Hive is great for doing batch-mode processing of a lot of data, and pulling data from S3 into the Hadoop HDFS. Impala then allows you do to fast(er) queries on that data. Both are 1-click installed using Amazon's EMR console (or command line).
The difficulty now is that I'm writing queries at the command-line and don't have a particularly elegant way of plotting or poking at the results. Wouldn't it be great if I could get the results into an IPython Notebook and plot there? Two problems: 1) getting the results into Python and 2) getting access to a Notebook server that's running on the EMR cluster.

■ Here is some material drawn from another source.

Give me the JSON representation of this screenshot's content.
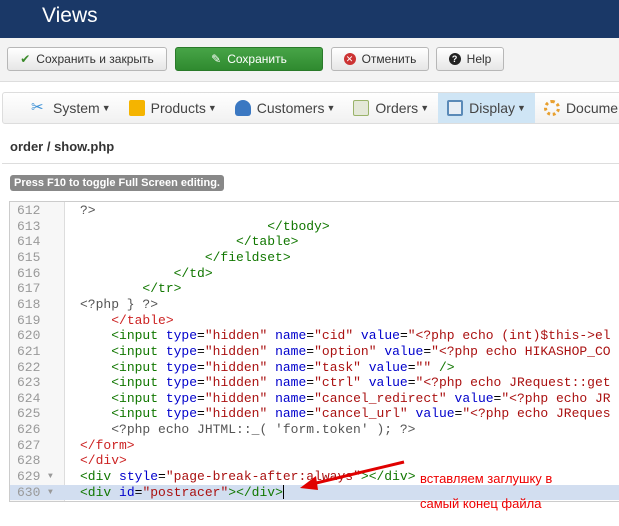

I now have two solutions to these two problems:
1) Install Anaconda on the EMR cluster:
remote$> wget http://09c8d0b2229f813c1b93-c95ac804525aac4b6dba79b00b39d1d3.r79.cf1.rackcdn.com/Anaconda-2.1.0-Linux-x86_64.shremote$> bash Anaconda-2.1.0-Linux-x86_64.sh
now log out of your SSH connection and reconnect using the command
local$> ssh -i ~/yourkeyfile.pem -L 8889:localhost:8888 hadoop@ec2-xx-xx-xx-xx.compute-1.amazonaws.com
$> ipython notebook --browswer=none
2) The Impyla project allows you to connect to a running Impala sever, make queries, and spit the output into a Pandas dataframe. You can install Impyla using the command
remote$> pip install impyla
Inside your IPython Notebook you should be able to execute something like
from impala.util import as_pandas
from impala.dbapi import connect
conn = connect(host='localhost', port=21050)
cursor = conn.cursor()
cursor.execute('SELECT * FROM some_table')
df = as_pandas(cursor)
and now you have a magical dataframe with Overweight Data that you can plot and otherwise poke at.